The budget may top the agenda for state lawmakers. But another issue is still on lawmakers' radar - whether and how to change change the way the maps that create boundaries for state and federal lawmakers are drawn - especially after the latest maps sparked widespread criticism, legal action and a failed ballot issue. Statehouse correspondent Karen Kasler has the first of a two-part series on what's happening with redistricting in Ohio.
Ohio lawmakers have been talking for decades about changing the way the maps for lawmakers’ districts are drawn. The state’s elections chief says it’ll stop soon.
HUSTED: “I believe 2013 is going to be the year that we finally get a bipartisan redistricting resolution passed in Ohio. I really do.”
Husted said that last month – not long after new Senate president Keith Faber offered this to members of the House regarding a resolution on redistricting that had passed that chamber almost unanimously in December.
FABER: “We do expect you to work with us next session, to start with this template and get the job done.”
Part of the reason is the renewed debate about redistricting is Issue 2 from last fall’s ballot. While that redistricting amendment was roundly panned, nearly everyone agreed there was a problem that needed to be addressed.
But another reason for the current discussion is that bipartisan resolution on redistricting that passed the Senate in December. That resolution would have created a seven member commission to draw maps, and maps drawn by that commission would have to have the support of at least one member of the minority party. At a forum on redistricting last month at the City Club of Cleveland one of the bill's sponsors - Republican Sen. Frank LaRose of Copley - talked about a controversial idea that could be incorporated in a redistricting plan to deal with lawmakers who can’t agree on the maps.
LAROSE: “For that 10 years under which those maps are in effect – we would not have partisan primaries in the state of Ohio. Essentially it could be a Republican and a Democrat or two Republicans that would advance to the general election – we would go with non-partisan primaries in the state of Ohio. Now that’s something that both parties are a little leery of.”
But that incentive toward resolving disputes – what LaRose calls a “sword of Damocles” – was not included in the resolution that passed.
On stage alongside LaRose was Democratic Rep. Mike Curtin of Columbus, a former executive with the Columbus Dispatch and a longtime critic of the redistricting process. Curtin noted that while Democrats changing the process, there’s not much they can do about it.
CURTIN: “Whatever’s going to happen in each chamber is going to happen because there’s Republican leadership. Hopefully because we’re in the run-up now to the 2014 statewide elections, there will be an inducement on the part of folks in the executive branch and legislative branch to show some bipartisan bonafides.”

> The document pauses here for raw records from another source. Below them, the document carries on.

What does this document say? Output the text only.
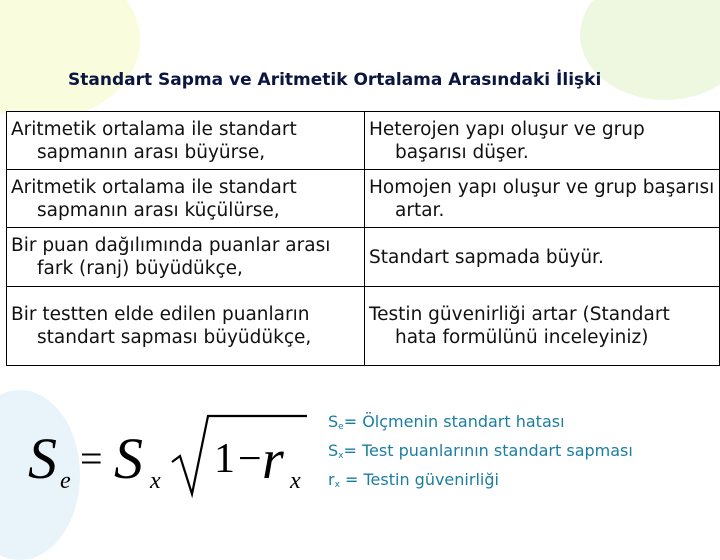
Standart Sapma ve Aritmetik Ortalama Arasındaki İlişki

Aritmetik ortalama ile standart sapmanın arası büyürse,	Heterojen yapı oluşur ve grup başarısı düşer.

Aritmetik ortalama ile standart sapmanın arası küçülürse,	Homojen yapı oluşur ve grup başarısı artar.

Bir puan dağılımında puanlar arası fark (ranj) büyüdükçe,	Standart sapmada büyür.

Bir testten elde edilen puanların standart sapması büyüdükçe,	Testin güvenirliği artar (Standart hata formülünü inceleyiniz)

S e = S x 1 − r x
$S_e=$ Ölçmenin standart hatası
$S_x=$ Test puanlarının standart sapması
$r_x$ = Testin güvenirliği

If a change in redistricting is proposed, voters will have to approve it. And there seems to be a split approach developing among the Republicans who lead the House and Senate. A resolution on redistricting has been proposed in the Senate, but House Speaker Bill Batchelder continues to say that the matter will be dealt with in the Constitutional Modernization Commission, a 32 member bipartisanship panel that can advise and recommend legislation, but not enact it.